There’s also a simplified version called hands-only CPR, which skips rescue breaths entirely. You call 911, send someone for an AED, and deliver continuous chest compressions until help arrives. Full CPR training builds on this with breathing techniques that apply to a wider range of emergencies.

Types of CPR Certification

Not all CPR certifications are the same. The level you need depends on your job and how much medical training you already have.

Heartsaver is the most common certification for the general public. It’s designed for people with little or no medical background who need a completion card for work, regulatory requirements like OSHA compliance, or personal preparedness. If your employer told you to “get CPR certified,” this is typically what they mean.

Basic Life Support (BLS) is open to everyone but built for healthcare workers and first responders. It covers CPR, airway management, rescue breaths, and AED use for infants, children, and adults. Nurses, EMTs, medical assistants, and dental hygienists commonly hold BLS certification.

Advanced Cardiac Life Support (ACLS) is specifically for physicians, nurses, paramedics, anesthesiologists, and other clinicians who manage complex emergencies. It builds on BLS with advanced airway techniques, IV access, and medication administration. You wouldn’t pursue ACLS unless you work in a clinical setting.

Who Issues the Certification

Two organizations dominate CPR training in the United States. The American Heart Association (AHA) publishes the official scientific guidelines for CPR and operates a nationwide network of authorized training centers and instructors. The American Red Cross is the other major provider, offering in-person, online, and blended courses across the country. Both are widely recognized by employers, schools, and regulatory agencies.

Smaller organizations also offer CPR certification, but if your employer or licensing board requires it, check whether they accept credentials from a specific provider. Many healthcare employers only recognize AHA or Red Cross cards.

Online, In-Person, or Blended

You can complete CPR training in three formats, but they’re not all equal in the eyes of regulators. In-person courses combine instruction with hands-on practice on mannequins and typically wrap up in a few hours. Blended courses split the learning into an online portion you complete at home followed by a shorter in-person skills session where you demonstrate competency.
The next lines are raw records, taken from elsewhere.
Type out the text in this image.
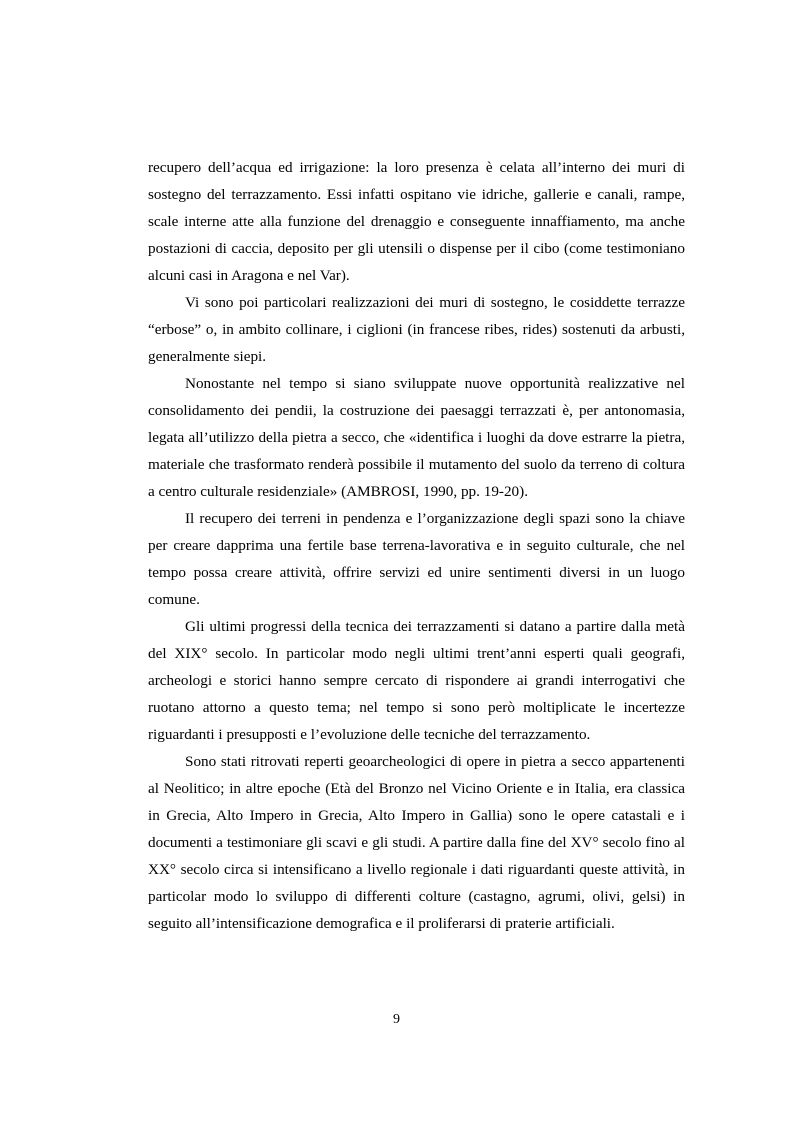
recupero dell’acqua ed irrigazione: la loro presenza è celata all’interno dei muri di sostegno del terrazzamento. Essi infatti ospitano vie idriche, gallerie e canali, rampe, scale interne atte alla funzione del drenaggio e conseguente innaffiamento, ma anche postazioni di caccia, deposito per gli utensili o dispense per il cibo (come testimoniano alcuni casi in Aragona e nel Var).

Vi sono poi particolari realizzazioni dei muri di sostegno, le cosiddette terrazze “erbose” o, in ambito collinare, i ciglioni (in francese ribes, rides) sostenuti da arbusti, generalmente siepi.

Nonostante nel tempo si siano sviluppate nuove opportunità realizzative nel consolidamento dei pendii, la costruzione dei paesaggi terrazzati è, per antonomasia, legata all’utilizzo della pietra a secco, che «identifica i luoghi da dove estrarre la pietra, materiale che trasformato renderà possibile il mutamento del suolo da terreno di coltura a centro culturale residenziale» (AMBROSI, 1990, pp. 19-20).

Il recupero dei terreni in pendenza e l’organizzazione degli spazi sono la chiave per creare dapprima una fertile base terrena-lavorativa e in seguito culturale, che nel tempo possa creare attività, offrire servizi ed unire sentimenti diversi in un luogo comune.

Gli ultimi progressi della tecnica dei terrazzamenti si datano a partire dalla metà del XIX° secolo. In particolar modo negli ultimi trent’anni esperti quali geografi, archeologi e storici hanno sempre cercato di rispondere ai grandi interrogativi che ruotano attorno a questo tema; nel tempo si sono però moltiplicate le incertezze riguardanti i presupposti e l’evoluzione delle tecniche del terrazzamento.

Sono stati ritrovati reperti geoarcheologici di opere in pietra a secco appartenenti al Neolitico; in altre epoche (Età del Bronzo nel Vicino Oriente e in Italia, era classica in Grecia, Alto Impero in Grecia, Alto Impero in Gallia) sono le opere catastali e i documenti a testimoniare gli scavi e gli studi. A partire dalla fine del XV° secolo fino al XX° secolo circa si intensificano a livello regionale i dati riguardanti queste attività, in particolar modo lo sviluppo di differenti colture (castagno, agrumi, olivi, gelsi) in seguito all’intensificazione demografica e il proliferarsi di praterie artificiali.

9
Online-only courses exist, but they don’t meet OSHA’s workplace safety requirements. OSHA has stated explicitly that online training alone is insufficient because CPR involves physical skills that can only be learned through actual practice on mannequins and with partners. If you need the certification for a job, make sure your course includes a hands-on component with an instructor who verifies your technique.

How Long It Lasts and How to Renew

CPR certification expires after two years. When it’s time to renew, you don’t have to retake the full course. Abbreviated renewal courses are shorter than the original training and extend your certification for another two years. The key is renewing before your credential expires, since some renewal courses are only available to people whose certification is still active. If yours has already lapsed, you may need to take the full course again.

The two-year cycle isn’t arbitrary. CPR guidelines are updated periodically based on new resuscitation research, and regular recertification ensures your skills reflect current science. The 2025 international consensus guidelines, for example, introduced updated choking protocols, confirmed that CPR techniques don’t need to be modified for obese individuals, and recommended that training programs include female mannequins to better prepare rescuers for real-world scenarios.

Who Needs One

Certain jobs require CPR certification by law or employer policy. Healthcare workers, lifeguards, childcare providers, personal trainers, flight attendants, and school staff are among the most common. OSHA mandates first aid and CPR training for workplaces where employees could be exposed to specific hazards, particularly when emergency medical services aren’t close by.

Even if your job doesn’t require it, cardiac arrest can happen anywhere: at home, in a grocery store, at a park. About 70% of out-of-hospital cardiac arrests occur in residences. The person most likely to need your help is someone you know. A few hours of training and a credential that costs roughly the price of a nice dinner is a practical investment in being prepared for a moment that, statistically, most people will encounter at some point in their lives.